Advertisement

Wider View of Colombia’s Crisis

Share

Colombian President Andres Pastrana was among the first foreign dignitaries to visit Washington under the new administration, spending four days late last month discussing his nation’s seemingly intractable drug and guerrilla troubles with President Bush and members of Congress. What Pastrana sought was assurance that the so-called Plan Colombia endorsed by the Clinton administration and backed with $1.3 billion in U.S. assistance will be supported. What Washington most wanted from Colombia was assurance that U.S. military aid would not drag American soldiers into an Andean war. Bush himself said he does not want U.S. troops to go beyond their current role of training the Colombian armed forces.

The depth of Colombia’s woes is daunting. Without the military support that the United States brings to the drug/guerrilla war, neither the Colombian police nor the armed forces would stand much chance. Modernization of the government’s arsenal is the only possible counter to the sophisticated weaponry the drug gangs can buy.
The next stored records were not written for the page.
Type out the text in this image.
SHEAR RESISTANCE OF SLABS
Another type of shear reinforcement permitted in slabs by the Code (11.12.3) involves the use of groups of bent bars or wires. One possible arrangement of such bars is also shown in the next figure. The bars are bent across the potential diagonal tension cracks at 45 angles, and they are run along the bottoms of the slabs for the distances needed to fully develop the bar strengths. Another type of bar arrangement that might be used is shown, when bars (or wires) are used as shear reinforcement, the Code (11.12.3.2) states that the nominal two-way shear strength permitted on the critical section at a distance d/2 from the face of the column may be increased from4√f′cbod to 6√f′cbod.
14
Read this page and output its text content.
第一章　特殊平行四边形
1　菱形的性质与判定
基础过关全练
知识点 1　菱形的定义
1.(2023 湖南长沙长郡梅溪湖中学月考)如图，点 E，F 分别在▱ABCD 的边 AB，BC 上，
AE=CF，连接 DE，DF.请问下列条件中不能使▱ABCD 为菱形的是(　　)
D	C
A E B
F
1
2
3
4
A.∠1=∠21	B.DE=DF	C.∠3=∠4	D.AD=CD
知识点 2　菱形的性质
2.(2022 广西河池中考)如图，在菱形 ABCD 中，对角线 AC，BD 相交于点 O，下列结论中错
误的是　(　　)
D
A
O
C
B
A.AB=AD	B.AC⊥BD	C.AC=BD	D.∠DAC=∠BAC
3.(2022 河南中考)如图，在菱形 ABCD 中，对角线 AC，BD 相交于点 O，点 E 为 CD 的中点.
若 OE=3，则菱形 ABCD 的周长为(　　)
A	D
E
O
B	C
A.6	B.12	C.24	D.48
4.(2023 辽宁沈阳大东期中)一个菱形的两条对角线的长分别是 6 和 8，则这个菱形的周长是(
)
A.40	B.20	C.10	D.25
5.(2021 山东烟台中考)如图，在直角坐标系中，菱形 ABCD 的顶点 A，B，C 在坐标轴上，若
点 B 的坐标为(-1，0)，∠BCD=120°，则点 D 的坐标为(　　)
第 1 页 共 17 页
But adding a few more helicopters to the anti-narcotics fight in Colombia will not squelch the cartels or their ideologically driven guerrilla allies. The drug dealers can move to a nearby country, a prospect raising serious concern across the region--in Peru, Ecuador, Venezuela, Bolivia and Brazil. The best response from Washington would be a regional strategy that, as a start, invites neighboring nations to discuss how to prevent drug cartels from moving in under pressure from U.S. military assistance in Colombia.

Advertisement

The announcement that the Bush administration will push for lowering trade barriers by renewing the Andean Trade Preference Act, which otherwise would expire in December, is good news for the region. The U.S. should also bring the European Union into regional discussions. An expected EU contribution to Colombia’s efforts fell far short because the Europeans did not like the U.S. approach but also because they were not properly consulted.

A group of mostly Latin American nations has been working with the Colombian government and the guerrillas to come up with a peace plan. Instead of rejecting participation out of hand, as Bush initially did, the U.S. should seriously consider the invitation of the Colombian government to join at some level in March 8 peace talks between the FARC guerrillas and the government, alongside Mexico, Cuba, Brazil, Venezuela and a representative of the European Union. It might even begin the process of drawing the guerrillas away from their criminal allies.